William Booth (1829-1912)
William Booth (April 10, 1829 - August 20, 1912) was the founder and 1st General (1878-1912) of The Salvation Army.
He was born in Sneinton, Nottingham, England, the only son of four surviving children born to Samuel Booth (1775-1832) and Mary Moss (1794-1875). His father was wealthy, but lost his money to bad investments and left his widow and children poor.
At age 13, William was apprenticed to a pawnbroker's shop to help support his mother and sisters. In 1845, he was born again of the spirit. He read extensively and trained himself in writing and in speech, becoming a Methodist lay preacher. He moved to London in 1849, regularly sending a portion of his wages from the pawnbroker home to his mother.
He also continued his lay preaching. In 1852, he became a licensed minister and travelled whenever he could, evangelising in Lincolnshire, Yorkshire, Cornwall and Wales.
William Booth and Catherine Mumford were married June 16, 1855 at Stockwell Green Congregational Church in London. She became his helpmate in his ministries, and was an ardent preacher herself, until she died in 1890. They had eight children: Bramwell Booth, Ballington Booth, Kate Booth, Emma Booth, Herbert Booth, Marie Booth, Evangeline Booth and Lucy Booth.
Though he became a prominent Methodist evangelist, he was unhappy with the ministries of the church. He wanted to reach out to the poor and desperate souls who were being shunned as lowly creatures. Believing the Methodists had become too middle class and snobbish, he became an independent evangelist in 1861. His doctrine remained much the same, though. He preached that eternal punishment was the fate of the unsaved and the necessity of repentance and the promise of holiness, manifesting itself in a life of love for God and mankind. Eventually, the Booth's children became involved in the ministry.

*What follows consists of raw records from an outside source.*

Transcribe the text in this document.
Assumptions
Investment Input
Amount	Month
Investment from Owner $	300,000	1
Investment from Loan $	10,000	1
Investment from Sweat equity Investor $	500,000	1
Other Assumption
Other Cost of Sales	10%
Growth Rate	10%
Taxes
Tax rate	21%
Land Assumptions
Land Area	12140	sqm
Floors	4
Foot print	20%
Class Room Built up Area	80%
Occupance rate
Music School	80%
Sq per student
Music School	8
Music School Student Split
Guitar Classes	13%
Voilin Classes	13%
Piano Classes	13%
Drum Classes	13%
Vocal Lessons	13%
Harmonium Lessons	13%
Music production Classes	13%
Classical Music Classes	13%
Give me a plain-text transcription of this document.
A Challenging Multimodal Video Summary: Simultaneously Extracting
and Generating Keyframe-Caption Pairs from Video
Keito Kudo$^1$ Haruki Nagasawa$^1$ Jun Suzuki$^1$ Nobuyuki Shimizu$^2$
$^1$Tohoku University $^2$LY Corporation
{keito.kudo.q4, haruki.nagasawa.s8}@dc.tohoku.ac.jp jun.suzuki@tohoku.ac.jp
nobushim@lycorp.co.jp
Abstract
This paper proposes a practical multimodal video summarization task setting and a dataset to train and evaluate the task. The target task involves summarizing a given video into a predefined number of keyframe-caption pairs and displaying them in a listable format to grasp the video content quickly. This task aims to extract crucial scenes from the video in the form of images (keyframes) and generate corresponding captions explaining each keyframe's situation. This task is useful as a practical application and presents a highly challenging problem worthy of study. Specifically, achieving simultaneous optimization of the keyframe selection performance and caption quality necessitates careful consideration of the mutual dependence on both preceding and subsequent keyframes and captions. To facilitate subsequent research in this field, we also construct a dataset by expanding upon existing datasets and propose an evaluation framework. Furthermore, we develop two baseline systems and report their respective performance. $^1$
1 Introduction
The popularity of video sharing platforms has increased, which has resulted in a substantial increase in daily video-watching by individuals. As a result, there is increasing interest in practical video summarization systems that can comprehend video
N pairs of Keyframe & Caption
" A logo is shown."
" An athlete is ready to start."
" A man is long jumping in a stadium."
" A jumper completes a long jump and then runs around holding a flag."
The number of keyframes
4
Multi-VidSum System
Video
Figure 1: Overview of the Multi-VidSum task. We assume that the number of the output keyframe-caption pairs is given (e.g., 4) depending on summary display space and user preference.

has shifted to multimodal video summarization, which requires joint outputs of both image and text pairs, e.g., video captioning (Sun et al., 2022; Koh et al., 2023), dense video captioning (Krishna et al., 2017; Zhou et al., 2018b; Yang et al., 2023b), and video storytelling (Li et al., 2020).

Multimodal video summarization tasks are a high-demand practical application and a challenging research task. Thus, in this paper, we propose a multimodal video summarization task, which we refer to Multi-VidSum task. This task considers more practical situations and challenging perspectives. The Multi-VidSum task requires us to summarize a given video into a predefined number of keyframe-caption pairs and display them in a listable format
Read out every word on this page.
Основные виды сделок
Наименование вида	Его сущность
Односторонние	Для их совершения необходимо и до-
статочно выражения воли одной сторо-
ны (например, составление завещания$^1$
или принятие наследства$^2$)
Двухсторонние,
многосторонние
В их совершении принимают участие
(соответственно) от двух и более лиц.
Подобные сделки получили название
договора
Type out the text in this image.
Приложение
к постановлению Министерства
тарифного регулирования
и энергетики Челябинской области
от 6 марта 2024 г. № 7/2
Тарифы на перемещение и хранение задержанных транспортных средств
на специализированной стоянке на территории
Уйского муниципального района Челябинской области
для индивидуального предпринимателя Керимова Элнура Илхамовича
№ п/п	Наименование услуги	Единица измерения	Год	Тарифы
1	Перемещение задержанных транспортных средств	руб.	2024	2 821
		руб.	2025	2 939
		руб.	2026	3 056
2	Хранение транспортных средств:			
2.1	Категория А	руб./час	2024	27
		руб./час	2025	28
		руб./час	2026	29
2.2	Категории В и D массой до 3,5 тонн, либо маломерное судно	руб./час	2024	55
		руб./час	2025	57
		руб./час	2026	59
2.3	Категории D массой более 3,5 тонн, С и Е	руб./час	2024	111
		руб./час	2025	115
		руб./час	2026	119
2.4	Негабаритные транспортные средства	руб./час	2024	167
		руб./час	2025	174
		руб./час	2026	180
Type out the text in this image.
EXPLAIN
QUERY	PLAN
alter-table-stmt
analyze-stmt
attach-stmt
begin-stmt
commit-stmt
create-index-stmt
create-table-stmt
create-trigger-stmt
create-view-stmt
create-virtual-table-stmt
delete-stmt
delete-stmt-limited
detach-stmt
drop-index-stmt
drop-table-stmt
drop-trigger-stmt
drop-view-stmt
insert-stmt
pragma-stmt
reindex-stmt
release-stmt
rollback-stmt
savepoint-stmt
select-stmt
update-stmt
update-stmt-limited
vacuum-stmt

In 1865, he and Catherine opened The Christian Revival Society, and later changed its name to The Christian Mission, in the East End of London, where they held meetings every evening and on Sundays, to offer repentance, Salvation and Christian ethics to the poorest and most needy, including alcoholic criminals and prostitutes.
He and his followers practiced what they preached. They performed self-sacrificing Christian and social work, such as opening "Food for the Million" shops (soup kitchens), not caring if they were scoffed at or derided for their Christian ministry work.
Deciding there was a need for revitalisation, William Booth changed the name of the church in 1878 to The Salvation Army, modelling it after the military, with its own flag (or colours) and its own music. He and the other soldiers in God's Army would wear the Army's own uniform, 'putting on the armour,' for meetings and ministry work. He became the General and his other ministers were given appropriate ranks as officers.
Though the early years were lean ones, with the need of money to help the needy an ever growing issue, the General and The Salvation Army persevered. In the early 1880s, operations were extended to other countries, notably the USA and India.
During his lifetime, the General established Army work in 58 countries and colonies, travelling extensively and holding salvation meetings.
General Booth regularly published a magazine and was the author of a number of books; he also composed several songs. His book In Darkest England and the Way Out not only became a bestseller after its 1890 release, it set the foundation for the Army's modern social welfare schemes.
The book speaks of abolishing vice and poverty by establishing homes for the homeless, farm communities where the urban poor can be trained in agriculture, training centres for prospective emigrants, homes for fallen women and released prisoners, aid for the poor, and help for alcoholics. He also lays down schemes for poor men's lawyers, banks, clinics, industrial schools and even a seaside resort. He says that if the state fails to meet its social obligations it will be the task of each Christian to step into the breach. In Darkest England and the Way Out was reprinted in 1970.
Opinion of the Army and General Booth eventually changed to that of favour. In his later years, he was received in audience by kings, emperors and presidents, who were among his ardent admirers. Even the mass media began to use his title of 'General' with reverence.
General Booth explained, 'Salvationism means simply the overcoming and banishing from the earth of wickedness.' His mission was to win the world for Jesus. The Salvation Army was a classic 'ultra-revivalist movement,' preaching repentance and faith in the Lord Jesus Christ as the means of forgiveness and regeneration.
General William Booth died at age 83 in Hadley Wood, London. He is interred with his wife in Abney Park Cemetery, London.